The Summer Without You _best_ ⭐ Extended

I stopped sleeping indoors. For three weeks, I took your place on the porch swing, wrapped in the wool blanket that still smelled faintly of your bay rum cologne. I stared at the constellations you taught me—Orion’s belt, the Big Dipper, Cassiopeia’s W—and tried to understand how the sky could be so indifferent. The stars did not rearrange themselves in your absence. The moon did not apologize for rising.

English 101: Creative Nonfiction Date: April 14, 2026 the summer without you

I named him Proust, because he made me remember things involuntarily. I stopped sleeping indoors

The most disorienting discovery of that summer was that my body continued to function. My heart pumped. My lungs filled. My fingers typed emails and turned doorknobs. This felt like a betrayal. How could cells divide and nails grow in a world where you did not exist? The stars did not rearrange themselves in your absence

But the cat was hungry. And feeding it required me to get out of bed before noon. It required me to open the back door, to step into the punishing August light, to pour kibble into a chipped bowl that had once held your chili.
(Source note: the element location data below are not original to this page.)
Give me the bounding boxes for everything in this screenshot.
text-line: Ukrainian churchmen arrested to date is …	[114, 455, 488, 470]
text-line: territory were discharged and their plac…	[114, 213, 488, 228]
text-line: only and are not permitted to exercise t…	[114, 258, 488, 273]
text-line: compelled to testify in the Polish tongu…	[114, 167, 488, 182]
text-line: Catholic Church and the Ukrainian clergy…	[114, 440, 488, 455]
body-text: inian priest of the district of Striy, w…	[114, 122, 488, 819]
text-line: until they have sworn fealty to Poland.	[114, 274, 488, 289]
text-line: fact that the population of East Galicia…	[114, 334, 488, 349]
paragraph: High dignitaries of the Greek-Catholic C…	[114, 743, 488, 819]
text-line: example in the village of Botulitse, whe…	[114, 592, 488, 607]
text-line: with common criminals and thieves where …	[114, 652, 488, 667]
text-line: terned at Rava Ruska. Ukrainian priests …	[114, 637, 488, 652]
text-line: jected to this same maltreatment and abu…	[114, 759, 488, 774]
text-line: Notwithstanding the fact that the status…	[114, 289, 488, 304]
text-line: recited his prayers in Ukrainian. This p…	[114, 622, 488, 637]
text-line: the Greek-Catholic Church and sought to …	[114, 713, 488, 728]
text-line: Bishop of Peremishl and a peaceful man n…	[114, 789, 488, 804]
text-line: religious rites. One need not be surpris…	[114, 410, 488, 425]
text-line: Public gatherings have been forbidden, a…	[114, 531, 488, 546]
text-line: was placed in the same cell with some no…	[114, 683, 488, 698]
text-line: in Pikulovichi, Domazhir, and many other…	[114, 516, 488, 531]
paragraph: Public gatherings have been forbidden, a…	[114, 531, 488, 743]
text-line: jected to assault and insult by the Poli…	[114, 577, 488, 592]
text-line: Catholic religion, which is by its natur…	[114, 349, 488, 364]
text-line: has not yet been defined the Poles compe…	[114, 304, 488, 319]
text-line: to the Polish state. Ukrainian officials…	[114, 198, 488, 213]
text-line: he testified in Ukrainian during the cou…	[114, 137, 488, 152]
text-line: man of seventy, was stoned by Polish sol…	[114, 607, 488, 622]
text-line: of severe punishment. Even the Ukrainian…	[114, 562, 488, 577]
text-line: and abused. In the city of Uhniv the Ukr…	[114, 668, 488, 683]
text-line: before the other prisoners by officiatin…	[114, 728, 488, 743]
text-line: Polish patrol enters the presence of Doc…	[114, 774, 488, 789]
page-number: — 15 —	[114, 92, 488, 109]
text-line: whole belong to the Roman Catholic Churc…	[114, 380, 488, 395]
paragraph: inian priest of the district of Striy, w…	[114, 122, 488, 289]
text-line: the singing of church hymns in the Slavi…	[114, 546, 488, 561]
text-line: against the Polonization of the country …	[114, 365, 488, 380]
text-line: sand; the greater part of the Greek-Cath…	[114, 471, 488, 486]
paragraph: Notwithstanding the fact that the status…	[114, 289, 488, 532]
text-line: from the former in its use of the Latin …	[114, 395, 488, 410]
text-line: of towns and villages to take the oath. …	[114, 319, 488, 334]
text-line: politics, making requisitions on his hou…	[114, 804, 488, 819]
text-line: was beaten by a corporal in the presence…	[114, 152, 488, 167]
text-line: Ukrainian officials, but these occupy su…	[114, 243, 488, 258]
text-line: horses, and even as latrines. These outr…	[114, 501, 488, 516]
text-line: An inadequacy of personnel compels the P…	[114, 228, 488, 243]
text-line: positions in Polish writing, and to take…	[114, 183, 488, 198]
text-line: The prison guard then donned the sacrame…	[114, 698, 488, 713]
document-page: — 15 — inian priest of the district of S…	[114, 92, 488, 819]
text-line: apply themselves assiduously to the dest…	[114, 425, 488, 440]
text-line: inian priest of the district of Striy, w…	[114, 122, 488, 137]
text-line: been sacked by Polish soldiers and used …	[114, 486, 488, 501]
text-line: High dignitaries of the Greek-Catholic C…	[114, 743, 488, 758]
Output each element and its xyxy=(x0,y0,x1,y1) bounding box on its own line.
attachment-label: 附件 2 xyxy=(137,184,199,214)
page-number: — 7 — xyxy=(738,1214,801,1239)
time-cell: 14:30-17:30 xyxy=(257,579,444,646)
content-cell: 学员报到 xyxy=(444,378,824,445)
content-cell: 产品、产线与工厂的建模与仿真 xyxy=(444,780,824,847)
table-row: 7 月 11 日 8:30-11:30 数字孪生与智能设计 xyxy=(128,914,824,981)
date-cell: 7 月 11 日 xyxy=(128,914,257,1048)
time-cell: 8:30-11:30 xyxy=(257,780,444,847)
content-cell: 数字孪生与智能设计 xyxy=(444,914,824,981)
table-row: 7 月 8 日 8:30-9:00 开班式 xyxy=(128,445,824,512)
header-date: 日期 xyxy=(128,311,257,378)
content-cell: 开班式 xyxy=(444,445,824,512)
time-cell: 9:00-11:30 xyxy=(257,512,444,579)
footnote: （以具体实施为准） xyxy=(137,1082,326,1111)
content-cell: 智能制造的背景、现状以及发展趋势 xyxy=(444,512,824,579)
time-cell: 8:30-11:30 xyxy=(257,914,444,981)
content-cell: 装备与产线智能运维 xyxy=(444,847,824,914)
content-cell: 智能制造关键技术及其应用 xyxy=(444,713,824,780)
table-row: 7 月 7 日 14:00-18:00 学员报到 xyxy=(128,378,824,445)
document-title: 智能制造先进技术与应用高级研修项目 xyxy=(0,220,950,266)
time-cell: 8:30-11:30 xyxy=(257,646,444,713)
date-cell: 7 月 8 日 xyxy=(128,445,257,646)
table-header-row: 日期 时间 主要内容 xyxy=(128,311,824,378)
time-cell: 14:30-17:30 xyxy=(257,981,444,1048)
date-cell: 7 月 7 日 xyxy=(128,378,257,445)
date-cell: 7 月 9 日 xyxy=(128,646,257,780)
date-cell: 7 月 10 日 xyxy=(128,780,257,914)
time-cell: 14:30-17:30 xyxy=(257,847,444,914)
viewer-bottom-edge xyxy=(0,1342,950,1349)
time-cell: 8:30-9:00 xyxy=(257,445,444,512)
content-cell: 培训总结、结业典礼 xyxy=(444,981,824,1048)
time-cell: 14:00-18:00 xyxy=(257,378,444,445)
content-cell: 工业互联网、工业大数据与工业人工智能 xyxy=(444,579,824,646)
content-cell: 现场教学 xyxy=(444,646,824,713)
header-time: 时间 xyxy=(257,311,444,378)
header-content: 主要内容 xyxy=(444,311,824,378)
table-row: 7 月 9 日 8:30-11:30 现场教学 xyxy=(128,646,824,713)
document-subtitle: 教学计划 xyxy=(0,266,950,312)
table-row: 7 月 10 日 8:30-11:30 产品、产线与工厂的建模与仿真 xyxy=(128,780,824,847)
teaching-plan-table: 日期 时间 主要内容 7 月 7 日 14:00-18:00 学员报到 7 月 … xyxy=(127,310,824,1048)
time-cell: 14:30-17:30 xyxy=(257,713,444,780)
The cat did not care about my grief. It only cared about the food. And somehow, that transaction—pure, biological, unpoetic—was the first thing that made sense all summer.

On the last day of summer, I ate one of your tomatoes. It was mealy and too ripe. But I salted it anyway. I ate it standing at the kitchen counter, looking out the window at the empty porch swing, and I did not feel better. I did not feel healed.